The antibody-drug conjugate trastuzumab emtansine (T-DM1) improved overall survival (OS) compared with physician’s choice of therapy in patients with pretreated HER2-positive metastatic breast cancer, according to the final results of the phase 3 TH3RESA trial, which were presented at the 2015 San Antonio Breast Cancer Symposium. Treatment with T-DM1 led to a clinically meaningful and statistically significant improvement in OS compared with physician’s choice of therapy (control arm, P = .0007), reflecting a relative improvement of 32%. The absolute difference in survival in these patients who progressed with previous HER2-­directed therapy (trastuzumab, taxane, and lapatinib) was 6.9 months, with a median OS of 22.7 months with T-DM1 versus 15.8 months with physician’s choice of therapy. “This excellent survival benefit was achieved in the T-DM1 arm despite the fact that more than 50% of patients in the physician’s choice of therapy arm crossed over to T-DM1, and about 80% of patients in the control arm had received trastuzumab-containing regimens,” stated lead investigator Hans Wildiers, MD, PhD, University Hospitals Leuven, Belgium. “These findings solidify the role of T-DM1 in patients with previously treated metastatic breast cancer.”
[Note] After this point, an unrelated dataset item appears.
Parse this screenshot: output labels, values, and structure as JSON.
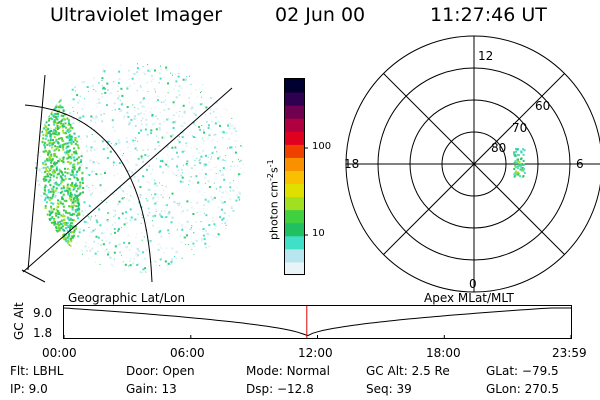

Survival Benefit with T-DM1

The TH3RESA trial included 602 patients who were randomized to T-DM1 or to physician’s choice of therapy, and who were allowed to cross over to T-DM1 at disease progression, Dr Wildiers explained. At the first interim analysis of TH3RESA, T-DM1 doubled progression-free survival to 6.2 months from 3.1 months with physician’s choice of therapy. At that time, a trend toward improved survival was seen for T-DM1, but it was too early to evaluate OS. The final analysis of OS showed that, at a median follow-up of 30.5 months, OS crossed the stopping boundary. At baseline, the patients in the trial were very sick, with 50% having estrogen receptor–positive tumors, 75% with visceral involvement, >50% with brain metastases, and approximately 10% of patients had to be stabilized before initiating the study treatment. Within the study, 49% of the control arm crossed over to T-DM1 at disease progression, and another 6% of patients crossed over as a nonstudy treatment. The patients received treatment until disease progression. Nonhematologic toxicity was reported more frequently with physician’s choice of therapy, with more diarrhea, neutropenia, and febrile neutropenia. Thrombocytopenia was more frequent in the T-DM1 arm. The incidence of grade ≥3 adverse events was higher in the control arm (47.3%) compared with the T-DM1 arm (40%). As of the data cutoff in February 2015, approximately 25% of the patients in the trial were still receiving T-DM1 and had not yet progressed. “There are some long-term survivors,” Dr Wildiers noted.

Commentary

C. Kent Osborne, MD, Director, Dan L. Duncan Comprehensive Cancer Center, Baylor College of Medicine, Houston, and moderator of the press conference where these data were presented, said that now that there is a biomarker for the treatment of patients with HER2-positive breast cancer, and there are treatments targeted to this biomarker, “It turns out that HER2-positive breast cancer is a good tumor to have.” “This study raises an interesting question of how long to keep patients on the drug if they are in complete remission,” Dr Osborne continued. “This also raises the issue of cost and the question of who to treat. Luckily, the biomarker shows us who to treat.”